When Lem got his bearings, he started cross-country afoot. At the end of the ninth day he found himself on the skirts of the Big Sandy country. With that tireless wolf-gait, he put the rugged miles behind him. All through the moonless night he tramped with eager eyes fixed toward the east where the hills piled higher and higher, and penciled a sable, ragged border against the paling, myriad stars.
At length the atmosphere grew heavy and a flume of languid clouds straggled up where they hung upon the distant mountain peaks, pregnant with pulsing heat lightning. When, in the loneliness of that weird hour, the darkest epoch between night and morning, Lem beheld, silhouetted against the incessant flashes of lightning, the sombre dome of Moon mountain—that sullen watch-dog of the Cumberland—he pushed ahead unmindful of fatigue, while out of the wreckage of his battered soul, and aggrieved senses, there rose up a semblance of his old self as he lessened the distance between him and his beloved home.

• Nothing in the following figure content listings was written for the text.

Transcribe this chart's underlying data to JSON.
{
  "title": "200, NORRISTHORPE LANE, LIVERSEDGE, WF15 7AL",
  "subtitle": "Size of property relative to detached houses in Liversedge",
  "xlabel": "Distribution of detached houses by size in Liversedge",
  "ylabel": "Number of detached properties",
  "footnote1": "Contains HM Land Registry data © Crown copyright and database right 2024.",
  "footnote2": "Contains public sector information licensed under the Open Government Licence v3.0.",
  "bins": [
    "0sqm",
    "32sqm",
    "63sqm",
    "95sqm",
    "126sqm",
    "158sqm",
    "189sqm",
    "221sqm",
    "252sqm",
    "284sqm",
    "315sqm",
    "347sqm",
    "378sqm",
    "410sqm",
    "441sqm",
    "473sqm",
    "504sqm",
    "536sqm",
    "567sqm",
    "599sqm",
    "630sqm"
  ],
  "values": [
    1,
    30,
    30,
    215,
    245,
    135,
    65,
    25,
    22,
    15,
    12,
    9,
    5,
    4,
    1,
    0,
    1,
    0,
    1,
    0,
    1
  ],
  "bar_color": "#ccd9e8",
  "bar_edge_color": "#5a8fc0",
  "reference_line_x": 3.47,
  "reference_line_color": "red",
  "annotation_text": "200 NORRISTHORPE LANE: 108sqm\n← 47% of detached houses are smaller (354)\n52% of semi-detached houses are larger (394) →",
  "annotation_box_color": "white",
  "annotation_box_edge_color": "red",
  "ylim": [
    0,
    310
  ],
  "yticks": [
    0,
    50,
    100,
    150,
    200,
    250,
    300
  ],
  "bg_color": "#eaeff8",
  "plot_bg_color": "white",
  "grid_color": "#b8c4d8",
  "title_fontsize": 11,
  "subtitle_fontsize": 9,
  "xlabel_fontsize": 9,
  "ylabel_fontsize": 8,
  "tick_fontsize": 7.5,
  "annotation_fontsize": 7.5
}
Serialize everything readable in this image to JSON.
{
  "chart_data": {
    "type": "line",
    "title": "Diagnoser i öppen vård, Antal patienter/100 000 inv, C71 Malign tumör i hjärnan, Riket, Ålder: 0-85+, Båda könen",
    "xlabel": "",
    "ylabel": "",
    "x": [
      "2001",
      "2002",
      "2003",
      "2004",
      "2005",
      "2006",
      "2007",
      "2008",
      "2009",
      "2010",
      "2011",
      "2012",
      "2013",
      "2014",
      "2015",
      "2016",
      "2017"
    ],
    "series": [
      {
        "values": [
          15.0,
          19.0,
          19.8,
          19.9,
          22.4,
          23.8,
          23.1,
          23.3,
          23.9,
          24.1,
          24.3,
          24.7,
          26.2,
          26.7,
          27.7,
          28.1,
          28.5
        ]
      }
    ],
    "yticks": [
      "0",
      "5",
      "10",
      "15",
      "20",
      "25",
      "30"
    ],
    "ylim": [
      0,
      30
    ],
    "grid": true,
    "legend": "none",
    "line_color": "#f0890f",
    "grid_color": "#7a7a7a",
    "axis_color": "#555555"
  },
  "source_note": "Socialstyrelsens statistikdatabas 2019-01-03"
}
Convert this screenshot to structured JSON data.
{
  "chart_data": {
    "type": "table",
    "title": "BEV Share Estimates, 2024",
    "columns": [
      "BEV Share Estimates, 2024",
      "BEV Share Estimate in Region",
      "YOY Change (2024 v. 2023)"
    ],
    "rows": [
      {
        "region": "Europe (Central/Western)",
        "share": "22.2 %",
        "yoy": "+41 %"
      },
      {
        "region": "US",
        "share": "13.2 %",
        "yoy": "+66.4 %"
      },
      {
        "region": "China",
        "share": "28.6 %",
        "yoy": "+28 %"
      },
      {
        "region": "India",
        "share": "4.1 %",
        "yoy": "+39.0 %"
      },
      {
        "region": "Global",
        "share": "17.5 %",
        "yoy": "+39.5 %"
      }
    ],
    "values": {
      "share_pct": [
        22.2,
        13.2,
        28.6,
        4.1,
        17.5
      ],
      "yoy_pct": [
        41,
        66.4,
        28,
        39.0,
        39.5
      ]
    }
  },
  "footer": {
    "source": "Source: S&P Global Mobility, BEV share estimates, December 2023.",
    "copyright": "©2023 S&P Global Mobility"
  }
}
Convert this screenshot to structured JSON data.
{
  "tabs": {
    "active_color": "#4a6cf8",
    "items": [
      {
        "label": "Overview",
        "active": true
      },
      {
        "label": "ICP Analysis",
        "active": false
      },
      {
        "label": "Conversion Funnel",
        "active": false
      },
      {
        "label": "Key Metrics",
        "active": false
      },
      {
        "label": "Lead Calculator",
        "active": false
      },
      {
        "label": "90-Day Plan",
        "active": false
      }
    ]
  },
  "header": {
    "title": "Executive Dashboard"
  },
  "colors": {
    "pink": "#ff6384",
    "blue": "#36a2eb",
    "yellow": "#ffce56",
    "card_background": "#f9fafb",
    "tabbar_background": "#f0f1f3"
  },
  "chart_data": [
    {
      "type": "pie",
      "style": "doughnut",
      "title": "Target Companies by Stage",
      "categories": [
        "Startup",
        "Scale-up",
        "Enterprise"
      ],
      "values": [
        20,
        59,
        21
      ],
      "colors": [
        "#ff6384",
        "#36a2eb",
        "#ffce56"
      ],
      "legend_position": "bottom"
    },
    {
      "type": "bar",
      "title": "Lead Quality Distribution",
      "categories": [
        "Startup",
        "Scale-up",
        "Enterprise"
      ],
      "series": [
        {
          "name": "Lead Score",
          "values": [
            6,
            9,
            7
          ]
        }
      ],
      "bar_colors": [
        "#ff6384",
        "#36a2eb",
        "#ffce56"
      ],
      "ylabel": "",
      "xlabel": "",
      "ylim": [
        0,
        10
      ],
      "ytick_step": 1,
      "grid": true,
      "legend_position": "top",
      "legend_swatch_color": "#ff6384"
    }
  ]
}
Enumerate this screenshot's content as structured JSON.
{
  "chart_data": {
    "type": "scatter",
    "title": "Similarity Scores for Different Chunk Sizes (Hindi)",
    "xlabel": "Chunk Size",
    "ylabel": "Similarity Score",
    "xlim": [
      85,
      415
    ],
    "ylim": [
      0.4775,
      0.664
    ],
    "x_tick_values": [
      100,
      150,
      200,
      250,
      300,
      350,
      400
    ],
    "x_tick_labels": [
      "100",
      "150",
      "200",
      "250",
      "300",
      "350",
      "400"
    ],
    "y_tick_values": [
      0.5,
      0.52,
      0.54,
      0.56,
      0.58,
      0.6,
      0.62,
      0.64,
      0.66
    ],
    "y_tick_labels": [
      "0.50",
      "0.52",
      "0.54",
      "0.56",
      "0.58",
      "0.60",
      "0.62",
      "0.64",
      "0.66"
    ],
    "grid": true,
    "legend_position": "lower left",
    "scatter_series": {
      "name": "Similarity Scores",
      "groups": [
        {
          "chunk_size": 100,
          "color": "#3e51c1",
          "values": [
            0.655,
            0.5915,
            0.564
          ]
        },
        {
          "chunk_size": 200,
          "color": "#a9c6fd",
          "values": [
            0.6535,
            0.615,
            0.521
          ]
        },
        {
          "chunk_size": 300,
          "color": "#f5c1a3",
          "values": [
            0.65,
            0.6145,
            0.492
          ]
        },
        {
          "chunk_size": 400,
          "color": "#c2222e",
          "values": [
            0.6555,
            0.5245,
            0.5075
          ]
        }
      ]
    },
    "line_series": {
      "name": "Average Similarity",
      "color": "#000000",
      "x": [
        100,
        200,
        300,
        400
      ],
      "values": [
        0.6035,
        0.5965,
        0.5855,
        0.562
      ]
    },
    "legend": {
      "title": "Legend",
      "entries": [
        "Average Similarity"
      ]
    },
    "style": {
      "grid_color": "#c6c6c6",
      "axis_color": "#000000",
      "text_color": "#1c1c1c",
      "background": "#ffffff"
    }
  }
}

Before the sun was up, and while the transparent jewels still trembled on the damp face of the wilderness, Lem was on the last half of his climb. He forged onward, his head aflutter with a multiplicity of anticipation that precedes the sight of a long absent home. Presently he espied a thin column of smoke aloft, which he knew issued from his own cherished habitat. He pulsed with a savage delight. With the pungent odors of a horde of familiar, endeared growing things in his nostrils, he throbbed with the salient, rabid joy of an escaped jungle animal back again to its own. In a vortex of ecstasy he viewed the wild, enchanting scenes developing through a film of early morning mist.